I am sure my perspective on the challenges boys face in the public system is not a universal truth, but anyone who has both a male and female child knows that they develop differently and respond differently to instruction and expectations. In our high performing school district, the expectations for organization, attention, and self-direction seem wildly unrealistic, especially for young boys who tend to be very physical, very fidgety, and not terribly focused on organizing themselves. There is plenty of brain research that shows the timeline for when these abilities — what is referred to in schools as “executive function” —  develop in kids is not in sync with the expectations of most high-performing schools. Also, the drill-and-kill worksheets we see so much of these days and the limited physical activity kids get before, during, and after school really impacts the boys. Something is wrong when you have five boys in a class of 30 kids on medication for ADD or ADHD.

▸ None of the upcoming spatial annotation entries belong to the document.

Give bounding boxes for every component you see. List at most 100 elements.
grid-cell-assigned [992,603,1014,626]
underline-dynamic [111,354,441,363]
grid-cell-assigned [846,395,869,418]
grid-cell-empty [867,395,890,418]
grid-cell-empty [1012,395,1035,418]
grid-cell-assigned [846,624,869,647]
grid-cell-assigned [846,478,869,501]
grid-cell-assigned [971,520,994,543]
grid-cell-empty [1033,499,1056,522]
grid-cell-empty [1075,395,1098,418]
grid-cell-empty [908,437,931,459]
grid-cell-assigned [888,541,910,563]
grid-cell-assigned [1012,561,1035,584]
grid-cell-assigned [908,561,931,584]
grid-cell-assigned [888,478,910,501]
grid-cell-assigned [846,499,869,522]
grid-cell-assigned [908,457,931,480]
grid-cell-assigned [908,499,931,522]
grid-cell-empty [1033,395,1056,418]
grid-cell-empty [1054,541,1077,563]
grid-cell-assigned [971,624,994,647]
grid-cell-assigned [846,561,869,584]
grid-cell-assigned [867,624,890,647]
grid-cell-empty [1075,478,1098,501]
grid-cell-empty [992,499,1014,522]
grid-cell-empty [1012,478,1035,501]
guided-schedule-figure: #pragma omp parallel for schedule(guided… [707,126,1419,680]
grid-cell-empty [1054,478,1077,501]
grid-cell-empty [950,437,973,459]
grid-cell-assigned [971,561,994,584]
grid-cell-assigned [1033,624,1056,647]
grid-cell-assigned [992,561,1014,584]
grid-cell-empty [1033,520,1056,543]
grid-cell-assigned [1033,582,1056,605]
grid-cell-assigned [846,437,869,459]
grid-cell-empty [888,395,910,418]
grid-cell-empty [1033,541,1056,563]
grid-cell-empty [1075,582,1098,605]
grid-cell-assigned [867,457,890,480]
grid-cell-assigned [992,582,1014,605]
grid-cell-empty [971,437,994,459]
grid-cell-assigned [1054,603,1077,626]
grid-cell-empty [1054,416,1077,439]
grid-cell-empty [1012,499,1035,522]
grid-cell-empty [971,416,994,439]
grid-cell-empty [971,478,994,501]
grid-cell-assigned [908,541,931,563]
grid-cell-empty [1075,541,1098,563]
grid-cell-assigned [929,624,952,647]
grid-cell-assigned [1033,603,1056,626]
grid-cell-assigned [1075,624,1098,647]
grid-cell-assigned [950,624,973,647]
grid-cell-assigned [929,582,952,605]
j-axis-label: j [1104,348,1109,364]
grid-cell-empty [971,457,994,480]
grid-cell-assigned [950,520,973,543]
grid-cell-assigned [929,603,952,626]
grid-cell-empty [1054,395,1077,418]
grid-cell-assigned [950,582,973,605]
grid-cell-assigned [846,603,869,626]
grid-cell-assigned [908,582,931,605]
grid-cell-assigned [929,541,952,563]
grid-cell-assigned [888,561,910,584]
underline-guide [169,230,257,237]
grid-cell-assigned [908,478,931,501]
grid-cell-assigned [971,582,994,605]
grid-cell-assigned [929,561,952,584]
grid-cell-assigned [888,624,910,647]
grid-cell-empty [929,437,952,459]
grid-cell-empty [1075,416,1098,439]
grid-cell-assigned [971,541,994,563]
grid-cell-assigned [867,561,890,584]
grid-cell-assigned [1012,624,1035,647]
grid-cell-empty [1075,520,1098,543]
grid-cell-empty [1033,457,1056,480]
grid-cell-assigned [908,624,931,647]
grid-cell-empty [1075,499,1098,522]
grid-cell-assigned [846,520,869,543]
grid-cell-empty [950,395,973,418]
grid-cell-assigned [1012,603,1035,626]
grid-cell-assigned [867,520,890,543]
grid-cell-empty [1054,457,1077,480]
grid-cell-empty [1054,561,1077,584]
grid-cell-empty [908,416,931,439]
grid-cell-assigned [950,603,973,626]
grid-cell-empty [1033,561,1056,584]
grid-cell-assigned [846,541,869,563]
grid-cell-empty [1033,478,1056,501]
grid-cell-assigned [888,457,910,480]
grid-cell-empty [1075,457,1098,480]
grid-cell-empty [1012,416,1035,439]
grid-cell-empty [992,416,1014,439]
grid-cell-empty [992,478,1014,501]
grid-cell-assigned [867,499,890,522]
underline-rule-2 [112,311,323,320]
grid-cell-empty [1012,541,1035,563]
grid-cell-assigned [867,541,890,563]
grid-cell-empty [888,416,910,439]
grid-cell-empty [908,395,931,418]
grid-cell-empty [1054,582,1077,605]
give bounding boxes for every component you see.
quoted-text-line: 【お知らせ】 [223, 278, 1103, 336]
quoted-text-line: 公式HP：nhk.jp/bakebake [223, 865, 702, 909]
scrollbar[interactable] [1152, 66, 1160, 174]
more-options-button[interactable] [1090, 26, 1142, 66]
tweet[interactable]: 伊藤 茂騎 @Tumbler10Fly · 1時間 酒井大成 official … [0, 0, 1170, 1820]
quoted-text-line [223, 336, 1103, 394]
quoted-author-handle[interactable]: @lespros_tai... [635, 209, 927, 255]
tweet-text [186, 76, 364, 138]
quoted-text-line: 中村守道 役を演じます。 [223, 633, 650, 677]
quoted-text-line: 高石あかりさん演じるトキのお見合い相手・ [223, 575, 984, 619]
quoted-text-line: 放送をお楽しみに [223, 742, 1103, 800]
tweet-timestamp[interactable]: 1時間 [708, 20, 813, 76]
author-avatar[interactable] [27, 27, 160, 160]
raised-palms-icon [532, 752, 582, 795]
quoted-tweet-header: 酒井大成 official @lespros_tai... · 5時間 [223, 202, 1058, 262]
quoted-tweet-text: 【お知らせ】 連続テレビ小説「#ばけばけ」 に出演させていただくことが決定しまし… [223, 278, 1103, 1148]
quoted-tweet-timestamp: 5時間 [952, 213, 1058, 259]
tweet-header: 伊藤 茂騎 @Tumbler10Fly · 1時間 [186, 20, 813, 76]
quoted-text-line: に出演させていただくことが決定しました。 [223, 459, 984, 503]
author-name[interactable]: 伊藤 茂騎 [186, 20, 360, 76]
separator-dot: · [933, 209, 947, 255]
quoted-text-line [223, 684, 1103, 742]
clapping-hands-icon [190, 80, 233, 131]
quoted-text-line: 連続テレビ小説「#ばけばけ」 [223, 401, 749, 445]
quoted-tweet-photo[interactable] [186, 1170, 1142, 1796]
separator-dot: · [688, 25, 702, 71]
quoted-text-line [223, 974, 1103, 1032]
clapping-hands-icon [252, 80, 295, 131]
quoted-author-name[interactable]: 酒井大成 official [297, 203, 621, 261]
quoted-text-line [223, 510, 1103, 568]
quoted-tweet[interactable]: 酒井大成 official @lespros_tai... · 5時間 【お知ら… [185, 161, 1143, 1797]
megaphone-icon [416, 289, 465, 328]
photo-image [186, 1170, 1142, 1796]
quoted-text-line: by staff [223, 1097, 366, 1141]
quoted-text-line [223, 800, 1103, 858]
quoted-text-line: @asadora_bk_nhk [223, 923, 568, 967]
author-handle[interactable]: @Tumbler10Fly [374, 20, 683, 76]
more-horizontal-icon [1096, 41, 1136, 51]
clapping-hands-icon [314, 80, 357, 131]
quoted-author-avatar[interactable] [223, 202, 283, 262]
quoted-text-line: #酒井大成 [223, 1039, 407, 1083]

What are some of the solutions that you see for this challenge?

There are some public schools that make changes within their schools to help accommodate the needs of boys. Our school reinstated PE for a full five days a week and added additional recess time. They also offer special sessions where students (mostly boys!) struggling with the organizational requirements of their work can get additional help and support.

What else do you see being done to meet this challenge?

The drive to meet rigorous and narrow accountability measures (and the classroom environment that creates…static, solitary, boring!) is a much bigger problem. The state-led common standards movement (now 43 states strong) represents a major step in the right direction. The next generation assessments currently being developed for states to measure progress based on these standards should also help. These assessments will allow teachers to assess and measure student progress in a much more expanded and nuanced way. These changes might help create classrooms that allow all kids (even squirmy disorganized boys) to learn, grow, and succeed in ways that research (and common sense) tells us are appropriate for their age and gender.